A team of Indian Para Commandos carried out the strike at 4:45 am and inflicted damage on NSCN-K insurgents close to Langkhu village near the Indo-Myanmar border.

The Army suffered no casualties, sources confirmed.

This is the second such surgical strike the Army has carried out along the Myanmar border. In June 2015, the Army had targeted NSCN-K camps days after the group’s militants ambushed and killed 18 Indian soldiers in Manipur.

Wednesday’s strike also comes on the eve of the anniversary of India’s surgical strike on terror camps in Pakistan-occupied Kashmir following the Uri terror attack last year.

Army chief Bipin Rawat had said earlier this week that India may conduct more surgical strikes “if needed”. “The strikes were a message we wanted to communicate. I think they understood what we meant. These things could follow, if required,” he said.

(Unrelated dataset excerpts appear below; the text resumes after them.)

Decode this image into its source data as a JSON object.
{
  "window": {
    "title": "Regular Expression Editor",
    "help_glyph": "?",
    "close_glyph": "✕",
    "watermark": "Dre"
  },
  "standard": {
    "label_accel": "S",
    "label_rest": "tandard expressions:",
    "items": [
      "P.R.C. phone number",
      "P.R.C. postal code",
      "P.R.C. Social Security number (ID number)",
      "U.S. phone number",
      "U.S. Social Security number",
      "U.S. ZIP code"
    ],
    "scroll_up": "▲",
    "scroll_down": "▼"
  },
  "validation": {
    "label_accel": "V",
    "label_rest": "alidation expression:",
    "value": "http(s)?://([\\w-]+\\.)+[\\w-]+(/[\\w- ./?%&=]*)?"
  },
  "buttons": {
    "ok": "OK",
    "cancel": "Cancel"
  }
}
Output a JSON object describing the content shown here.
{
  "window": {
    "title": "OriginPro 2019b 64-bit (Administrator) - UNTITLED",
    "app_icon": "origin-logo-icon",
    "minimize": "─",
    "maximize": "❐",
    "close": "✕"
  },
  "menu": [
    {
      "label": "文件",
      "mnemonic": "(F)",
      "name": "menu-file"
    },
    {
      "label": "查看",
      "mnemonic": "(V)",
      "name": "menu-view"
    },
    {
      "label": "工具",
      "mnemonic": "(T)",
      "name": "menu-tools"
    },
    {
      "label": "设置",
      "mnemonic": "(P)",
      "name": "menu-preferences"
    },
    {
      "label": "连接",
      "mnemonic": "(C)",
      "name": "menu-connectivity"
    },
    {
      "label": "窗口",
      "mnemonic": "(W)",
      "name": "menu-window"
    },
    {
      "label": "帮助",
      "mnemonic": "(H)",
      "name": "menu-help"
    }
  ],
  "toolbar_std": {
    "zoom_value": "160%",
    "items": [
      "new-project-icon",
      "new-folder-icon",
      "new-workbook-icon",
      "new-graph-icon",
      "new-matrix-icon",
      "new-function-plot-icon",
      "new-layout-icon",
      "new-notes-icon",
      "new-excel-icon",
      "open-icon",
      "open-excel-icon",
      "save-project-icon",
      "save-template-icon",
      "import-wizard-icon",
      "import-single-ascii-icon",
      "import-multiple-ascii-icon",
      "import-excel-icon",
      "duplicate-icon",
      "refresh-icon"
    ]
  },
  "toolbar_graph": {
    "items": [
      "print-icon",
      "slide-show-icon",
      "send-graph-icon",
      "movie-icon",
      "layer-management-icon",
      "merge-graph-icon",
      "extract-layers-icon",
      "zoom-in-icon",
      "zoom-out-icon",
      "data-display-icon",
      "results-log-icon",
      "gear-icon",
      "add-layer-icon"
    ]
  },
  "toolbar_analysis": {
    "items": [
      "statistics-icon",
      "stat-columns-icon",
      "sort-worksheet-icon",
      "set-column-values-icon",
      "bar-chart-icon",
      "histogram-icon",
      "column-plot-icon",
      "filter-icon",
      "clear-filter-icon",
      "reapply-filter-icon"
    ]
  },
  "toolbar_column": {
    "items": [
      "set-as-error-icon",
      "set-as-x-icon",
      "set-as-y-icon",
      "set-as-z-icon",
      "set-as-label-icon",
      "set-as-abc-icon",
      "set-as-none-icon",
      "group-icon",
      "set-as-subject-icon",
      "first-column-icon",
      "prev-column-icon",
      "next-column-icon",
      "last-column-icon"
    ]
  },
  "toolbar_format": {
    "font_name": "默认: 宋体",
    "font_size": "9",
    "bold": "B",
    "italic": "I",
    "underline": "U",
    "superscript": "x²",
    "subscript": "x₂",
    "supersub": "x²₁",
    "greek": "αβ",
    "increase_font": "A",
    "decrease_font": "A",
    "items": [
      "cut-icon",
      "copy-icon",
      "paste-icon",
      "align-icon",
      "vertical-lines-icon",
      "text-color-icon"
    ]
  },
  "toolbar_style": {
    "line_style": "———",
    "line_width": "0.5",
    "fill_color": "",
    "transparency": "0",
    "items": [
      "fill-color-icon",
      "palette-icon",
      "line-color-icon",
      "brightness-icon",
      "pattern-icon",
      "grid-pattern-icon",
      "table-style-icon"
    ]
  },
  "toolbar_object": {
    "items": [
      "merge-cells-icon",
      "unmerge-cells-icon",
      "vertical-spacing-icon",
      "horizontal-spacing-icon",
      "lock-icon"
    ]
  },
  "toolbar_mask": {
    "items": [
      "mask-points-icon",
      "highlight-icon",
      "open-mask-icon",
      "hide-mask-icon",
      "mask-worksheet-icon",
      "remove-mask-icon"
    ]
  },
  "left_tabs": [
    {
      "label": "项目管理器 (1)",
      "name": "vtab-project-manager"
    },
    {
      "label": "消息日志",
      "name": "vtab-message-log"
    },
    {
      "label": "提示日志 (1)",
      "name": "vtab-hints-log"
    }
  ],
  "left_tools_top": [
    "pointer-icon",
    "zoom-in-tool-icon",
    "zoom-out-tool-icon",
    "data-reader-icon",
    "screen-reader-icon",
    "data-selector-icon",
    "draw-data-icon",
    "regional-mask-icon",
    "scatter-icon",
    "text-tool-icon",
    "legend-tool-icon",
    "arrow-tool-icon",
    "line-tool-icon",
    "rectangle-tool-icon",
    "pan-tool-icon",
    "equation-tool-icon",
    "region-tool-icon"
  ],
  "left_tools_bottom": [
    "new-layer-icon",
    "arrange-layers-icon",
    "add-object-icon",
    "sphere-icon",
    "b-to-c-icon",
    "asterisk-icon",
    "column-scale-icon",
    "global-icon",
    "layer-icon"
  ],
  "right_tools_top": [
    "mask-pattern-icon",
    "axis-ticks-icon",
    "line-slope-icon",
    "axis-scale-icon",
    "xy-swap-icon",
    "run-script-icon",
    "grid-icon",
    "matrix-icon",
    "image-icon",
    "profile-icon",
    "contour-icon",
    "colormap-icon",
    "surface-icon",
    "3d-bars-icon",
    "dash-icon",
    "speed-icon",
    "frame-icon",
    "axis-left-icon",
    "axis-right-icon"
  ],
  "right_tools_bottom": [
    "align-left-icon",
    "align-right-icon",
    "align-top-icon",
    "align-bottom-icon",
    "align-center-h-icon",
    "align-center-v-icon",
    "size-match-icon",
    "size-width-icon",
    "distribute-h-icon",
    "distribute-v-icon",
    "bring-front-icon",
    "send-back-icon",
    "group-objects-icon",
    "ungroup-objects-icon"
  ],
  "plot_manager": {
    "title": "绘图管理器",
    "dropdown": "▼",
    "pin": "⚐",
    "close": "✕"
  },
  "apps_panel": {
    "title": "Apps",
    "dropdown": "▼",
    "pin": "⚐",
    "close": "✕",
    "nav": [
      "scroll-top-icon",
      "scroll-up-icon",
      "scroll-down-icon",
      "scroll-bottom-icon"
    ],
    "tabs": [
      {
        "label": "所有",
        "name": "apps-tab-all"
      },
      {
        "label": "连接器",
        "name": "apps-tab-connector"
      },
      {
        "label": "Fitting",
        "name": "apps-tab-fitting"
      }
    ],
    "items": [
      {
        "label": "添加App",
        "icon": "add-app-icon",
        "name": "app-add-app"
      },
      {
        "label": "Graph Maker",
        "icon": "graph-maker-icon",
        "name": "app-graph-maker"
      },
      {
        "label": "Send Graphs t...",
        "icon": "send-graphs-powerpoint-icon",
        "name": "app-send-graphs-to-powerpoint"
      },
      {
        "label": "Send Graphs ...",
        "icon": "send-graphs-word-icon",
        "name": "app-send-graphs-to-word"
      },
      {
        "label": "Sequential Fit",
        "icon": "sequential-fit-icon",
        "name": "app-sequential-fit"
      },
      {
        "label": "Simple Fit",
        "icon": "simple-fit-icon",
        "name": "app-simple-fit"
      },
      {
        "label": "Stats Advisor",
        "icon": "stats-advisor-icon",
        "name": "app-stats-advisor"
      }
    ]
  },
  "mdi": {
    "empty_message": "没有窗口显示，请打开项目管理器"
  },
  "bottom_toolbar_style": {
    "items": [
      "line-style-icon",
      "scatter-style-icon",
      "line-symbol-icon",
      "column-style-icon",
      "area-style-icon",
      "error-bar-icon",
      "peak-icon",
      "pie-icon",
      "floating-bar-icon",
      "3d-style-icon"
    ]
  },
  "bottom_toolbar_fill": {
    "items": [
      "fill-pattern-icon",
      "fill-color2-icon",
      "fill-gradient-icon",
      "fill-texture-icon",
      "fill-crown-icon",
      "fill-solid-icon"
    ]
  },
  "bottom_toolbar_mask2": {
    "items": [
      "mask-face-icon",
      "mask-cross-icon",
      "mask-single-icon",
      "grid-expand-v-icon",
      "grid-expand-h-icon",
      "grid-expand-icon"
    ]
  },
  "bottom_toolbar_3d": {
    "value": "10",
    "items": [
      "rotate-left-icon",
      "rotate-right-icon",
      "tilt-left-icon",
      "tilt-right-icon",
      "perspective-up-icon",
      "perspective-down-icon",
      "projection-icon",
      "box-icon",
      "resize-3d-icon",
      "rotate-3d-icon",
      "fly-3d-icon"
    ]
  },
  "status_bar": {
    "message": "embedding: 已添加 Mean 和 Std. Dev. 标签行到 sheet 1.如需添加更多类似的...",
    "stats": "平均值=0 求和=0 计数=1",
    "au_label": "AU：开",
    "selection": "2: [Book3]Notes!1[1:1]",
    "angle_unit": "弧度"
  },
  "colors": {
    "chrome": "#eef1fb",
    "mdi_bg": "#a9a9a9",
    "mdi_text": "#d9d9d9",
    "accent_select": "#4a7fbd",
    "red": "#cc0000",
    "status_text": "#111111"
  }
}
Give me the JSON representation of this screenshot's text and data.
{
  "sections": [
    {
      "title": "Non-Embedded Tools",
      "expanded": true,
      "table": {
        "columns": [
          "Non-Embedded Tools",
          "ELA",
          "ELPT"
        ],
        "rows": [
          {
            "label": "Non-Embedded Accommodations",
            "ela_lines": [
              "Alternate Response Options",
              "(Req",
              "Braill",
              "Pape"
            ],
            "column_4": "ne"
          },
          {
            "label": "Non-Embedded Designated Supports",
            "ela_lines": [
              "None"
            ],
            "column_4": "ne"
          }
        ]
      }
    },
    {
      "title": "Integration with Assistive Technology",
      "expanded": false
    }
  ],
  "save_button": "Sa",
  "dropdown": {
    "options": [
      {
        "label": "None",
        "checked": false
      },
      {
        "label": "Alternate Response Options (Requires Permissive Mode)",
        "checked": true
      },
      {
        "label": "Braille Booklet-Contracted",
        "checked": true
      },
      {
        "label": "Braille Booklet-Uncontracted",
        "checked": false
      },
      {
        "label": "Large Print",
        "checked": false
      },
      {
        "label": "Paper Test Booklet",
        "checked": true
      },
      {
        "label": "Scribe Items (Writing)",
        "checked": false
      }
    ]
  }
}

The National Socialist Council of Nagaland-Khaplang abrogated the ceasefire it signed in 2001 with the Indian government, on March 27, 2015, just a month before the truce was up for renewal.

Subsequently, its chief SS Khaplang’s rebels went on a killing spree, attacking Indian soldiers in Nagaland and Manipur.

The outfit even mounted the deadly ambush on a convoy of the 6 Dogra Regiment in Manipur’s Chandel district on June 4, 2015, in which 18 soldiers were killed.

Khaplang died on June 9 in Taka in Myanmar’s Sagaing Division.